| paleface [sys=PS2; cat=Shooter_3D; loc=JPN] |
|Now this is the way to do a remake: handsome graphics reminiscent of the original while taking advantage of 3D rendering power and blissfully smooth framerates, blistering arcade action, and an Arrange mode with new ways to play.|
Of course, as a budget game we can't expect the Arrange mode goodies to be extraordinarily extravagant, and actually I'm surprised that they didn't up the enemy firepower, but on the other hand you get to pick from four or five new jets, each with slightly different handling--the Stealth Bomber is great at dodging missiles, the Warthog is slow but has a better vulcan cannon, and so forth.
The root game is plenty accurate to the original arcade version, at least as far as my poor memory can recall. I never did play the arcade version all that much--I didn't have the change to blow on a few seconds of excitement in those fancy full cockpit games. They've done a good job of recreating that feeling here, however, with sounds that sound just like what I remember, especially that the joyful missile lock sound, and sensitive handling on the analog stick--the way your jet shudders and pitches up when hit really did make me feel like I was back in one of those hydraulic cabs for a moment, and I didn't even have vibration turned on.
Of course, the game itself, none too deep, relies on incredible twitch reflexes, a good bit of luck, and the ability to fire off precisely the number of missiles as you have lock-ons, all the while dodging incoming swarms of jets, bombs, missiles, and even bandits and missiles on your six. Often all at once. The remake recreates these overwhelming moments in gorgeous gradiants of sky color and ground fog, monumental missile smoke trails and a great deal of three dimensional ground detail (somewhat repetitive, but in the spirit of the original, certainly). Your jet smokes past it all at awesome speed, and it's a genuine rush to bang the throttle to max (you can set it on the right analog stick), fire off the batch of missiles and do a barrel roll while town, Roman ruins, deep jungle or arctic tundra flashes by meters below your aircraft.
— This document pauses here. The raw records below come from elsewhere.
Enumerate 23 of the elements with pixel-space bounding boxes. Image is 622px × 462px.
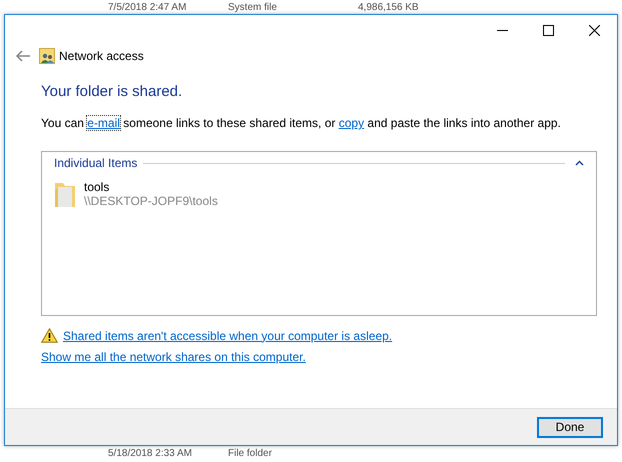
heading: Your folder is shared. xyxy=(41,83,184,100)
background-list-text: File folder xyxy=(228,448,273,458)
background-list-text: 4,986,156 KB xyxy=(358,2,419,12)
background-list-text: System file xyxy=(228,2,278,12)
sleep-warning-link[interactable]: Shared items aren't accessible when your computer is asleep. xyxy=(63,328,392,342)
background-list-text: 7/5/2018 2:47 AM xyxy=(108,2,188,12)
group-title: Individual Items xyxy=(54,156,138,170)
email-link[interactable]: e-mail xyxy=(87,116,120,130)
chevron-icon[interactable] xyxy=(575,160,584,166)
back-arrow-icon xyxy=(16,50,30,62)
warning-icon xyxy=(41,328,58,343)
background-list-text: 5/18/2018 2:33 AM xyxy=(108,448,193,458)
maximize-icon xyxy=(542,24,554,36)
done-button[interactable]: Done xyxy=(537,416,603,438)
close-icon xyxy=(588,24,600,36)
copy-link[interactable]: copy xyxy=(338,116,364,130)
window-title: Network access xyxy=(59,49,144,63)
network-shares-link[interactable]: Show me all the network shares on this computer. xyxy=(41,350,306,364)
item-path: \\DESKTOP-JOPF9\tools xyxy=(84,194,218,208)
shared-folder-people-icon xyxy=(39,48,55,64)
folder-icon xyxy=(54,180,76,208)
item-name: tools xyxy=(84,180,110,194)
share-message: You can e-mail someone links to these shared items, or copy and paste the links into another app. xyxy=(41,116,562,130)
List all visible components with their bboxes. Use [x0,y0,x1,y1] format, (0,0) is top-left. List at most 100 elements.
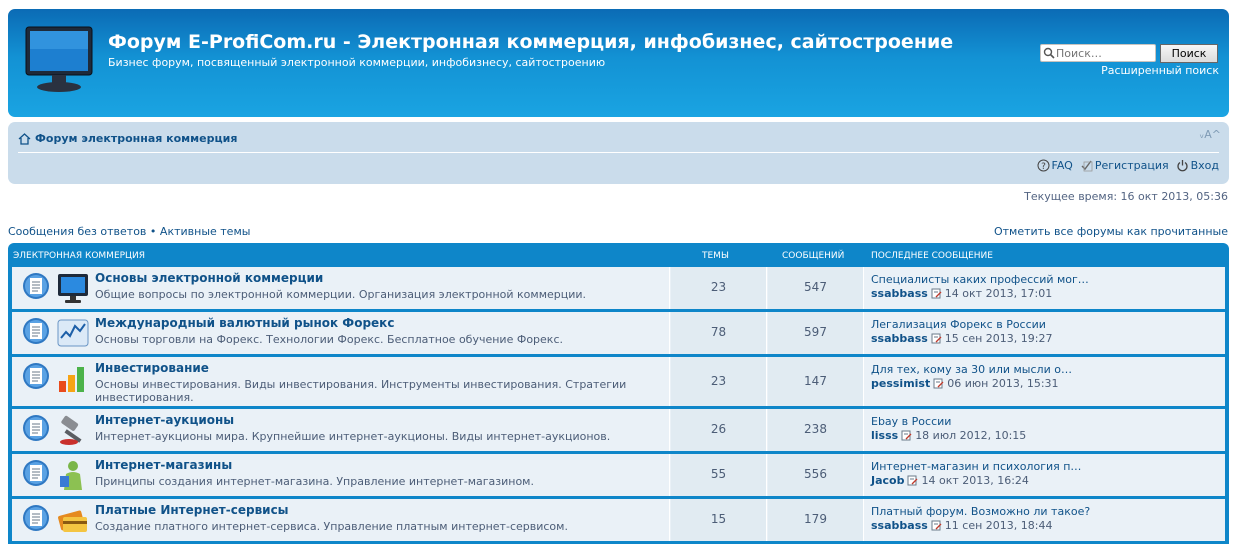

That being said, the rush doesn't really vary through the game's 20+ stages. The plane types differ a bit, and sometimes you have more missiles up your wazoo, and certainly the colors of ground and sky go through some beautiful shifts, but don't come to the game hoping for much more than frenetic stick-waggling and missile-button mashing (is there any real use for the vulcan? It's just something to press when you're out of missiles, right? Even the Warthog can barely knock anything down with it), because you won't find it. Well okay, the soundtrack is kind of fun in that mid-80's way.
The game does not support a digital stick; you can't even get past the memory card check without analog control. I suppose the original arcade version had analog rather than digital control, so this makes sense (and is unfortunately consistent with the Sega Ages Space Harrier--see entry 351), but it would have been nice to have the option to play with an arcade stick anyway. Ah well.
|I should emphasize that this game is way hard; in later stages I'm lucky to live for 10 seconds. I wonder if anyone has come close to single-crediting this game? That would be an amazing thing to watch.|
You can't really play it for score though, because it lets you keep your score after continuing, which is unfortunate. Well okay, you could play it for score if nobody continued while playing on your memory card--I guess I'll have to try that eheh. It seems to award you more "rank" medals next to your initials if you used fewer continues, though that could have been coincidence.